Ao nascer, o PT era um imenso guarda-chuva socialista que aceitava abrigar simpatizantes da social-democracia. Mas o partido se dividiu em grupos conhecidos como tendências que, ao longo do tempo, se subdividiam, se fundiam ou desapareciam. No início deste ano o PT registrava pelo menos 11 tendências definidas. Na semana passada, este leque estava concentrado em cinco grandes tendências – Campo Majoritário, Movimento PT, Articulação de Esquerda, Democracia Socialista e Força Socialista – que representavam 95% do poder de voto na direção do partido. Esta concentração vai se acentuar ainda mais. “Começou o fim do partido das tendências”, prevê o deputado Paulo Delgado (PT-MG), que é da tendência Articulação. “O PT ainda é um partido de tendências, que precisa migrar para um partido de massas”, reforça Paulo Bernardo (PR), membro da tendência Unidade na Luta, fundida na corrente Movimento PT.

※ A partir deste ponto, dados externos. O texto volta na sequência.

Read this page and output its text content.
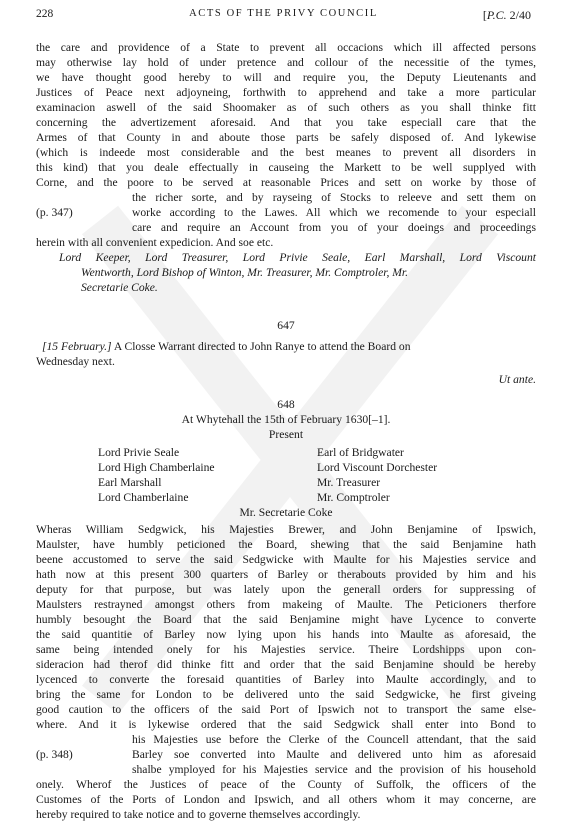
228	ACTS OF THE PRIVY COUNCIL	[P.C. 2/40
the care and providence of a State to prevent all occacions which ill affected persons
may otherwise lay hold of under pretence and collour of the necessitie of the tymes,
we have thought good hereby to will and require you, the Deputy Lieutenants and
Justices of Peace next adjoyneing, forthwith to apprehend and take a more particular
examinacion aswell of the said Shoomaker as of such others as you shall thinke fitt
concerning the advertizement aforesaid. And that you take especiall care that the
Armes of that County in and aboute those parts be safely disposed of. And lykewise
(which is indeede most considerable and the best meanes to prevent all disorders in
this kind) that you deale effectually in causeing the Markett to be well supplyed with
Corne, and the poore to be served at reasonable Prices and sett on worke by those of
the richer sorte, and by rayseing of Stocks to releeve and sett them on
worke according to the Lawes. All which we recomende to your especiall
care and require an Account from you of your doeings and proceedings
herein with all convenient expedicion. And soe etc.
(p. 347)
Lord Keeper, Lord Treasurer, Lord Privie Seale, Earl Marshall, Lord Viscount
Wentworth, Lord Bishop of Winton, Mr. Treasurer, Mr. Comptroler, Mr.
Secretarie Coke.
647
[15 February.] A Closse Warrant directed to John Ranye to attend the Board on
Wednesday next.
Ut ante.
648
At Whytehall the 15th of February 1630[–1].
Present
Lord Privie Seale
Lord High Chamberlaine
Earl Marshall
Lord Chamberlaine
Earl of Bridgwater
Lord Viscount Dorchester
Mr. Treasurer
Mr. Comptroler
Mr. Secretarie Coke
Wheras William Sedgwick, his Majesties Brewer, and John Benjamine of Ipswich,
Maulster, have humbly peticioned the Board, shewing that the said Benjamine hath
beene accustomed to serve the said Sedgwicke with Maulte for his Majesties service and
hath now at this present 300 quarters of Barley or therabouts provided by him and his
deputy for that purpose, but was lately upon the generall orders for suppressing of
Maulsters restrayned amongst others from makeing of Maulte. The Peticioners therfore
humbly besought the Board that the said Benjamine might have Lycence to converte
the said quantitie of Barley now lying upon his hands into Maulte as aforesaid, the
same being intended onely for his Majesties service. Theire Lordshipps upon con-
sideracion had therof did thinke fitt and order that the said Benjamine should be hereby
lycenced to converte the foresaid quantities of Barley into Maulte accordingly, and to
bring the same for London to be delivered unto the said Sedgwicke, he first giveing
good caution to the officers of the said Port of Ipswich not to transport the same else-
where. And it is lykewise ordered that the said Sedgwick shall enter into Bond to
his Majesties use before the Clerke of the Councell attendant, that the said
Barley soe converted into Maulte and delivered unto him as aforesaid
shalbe ymployed for his Majesties service and the provision of his household
onely. Wherof the Justices of peace of the County of Suffolk, the officers of the
Customes of the Ports of London and Ipswich, and all others whom it may concerne, are
hereby required to take notice and to governe themselves accordingly.
(p. 348)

A votação das reformas colocou em xeque esse modelo. A DS, da senadora Heloísa Helena (AL), por exemplo, que já está alinhada com o ministro da Reforma Agrária, Miguel Rosseto, permitirá a expulsão de um dos seus membros em favor da unidade do governo ou, ao contrário, vai abrir mão de seu papel de corrente orgânica do Palácio? Um novo PT surgirá ainda este ano após a reunião do Diretório Nacional, em novembro, quando será confirmada a expulsão dos deputados João Babá (PA), Luciana Genro (RS) e João Fontes (SE) e de Heloísa Helena, que fazem campanha aberta contra as reformas. A bancada na Câmara encolherá de 93 para 90 deputados. Mesmo assim, continuará sendo a maior. No Senado, perderá o voto da senadora alagoana, há meses não contabilizado. Mas a cúpula do partido não está preocupada com estas defecções. “Estes parlamentares não se elegem fora do PT. Eles usam a grife do partido para nos atacar e trabalham contra o governo no Parlamento”, reclama Genoíno.

Com temas tão polêmicos e um racha tão profundo entre os petistas, o governo Lula descobriu que não tem votos suficientes no Parlamento para aprovar reformas. Terá que contar com a ajuda do PSDB, do PFL e do PP. Foi o que aconteceu na votação da reforma da Previdência, na semana passada, quando o projeto foi aprovado com 126 votos da oposição. O apoio veio depois da pressão de governadores. Metade dos parlamentares do PFL apoiou o projeto do Planalto depois que o governador Paulo Souto, da Bahia, telefonou defendendo a aprovação. Souto garantiu todos os votos dos pefelistas do Estado. Só não conseguiu demover o líder do PFL, José Carlos Aleluia.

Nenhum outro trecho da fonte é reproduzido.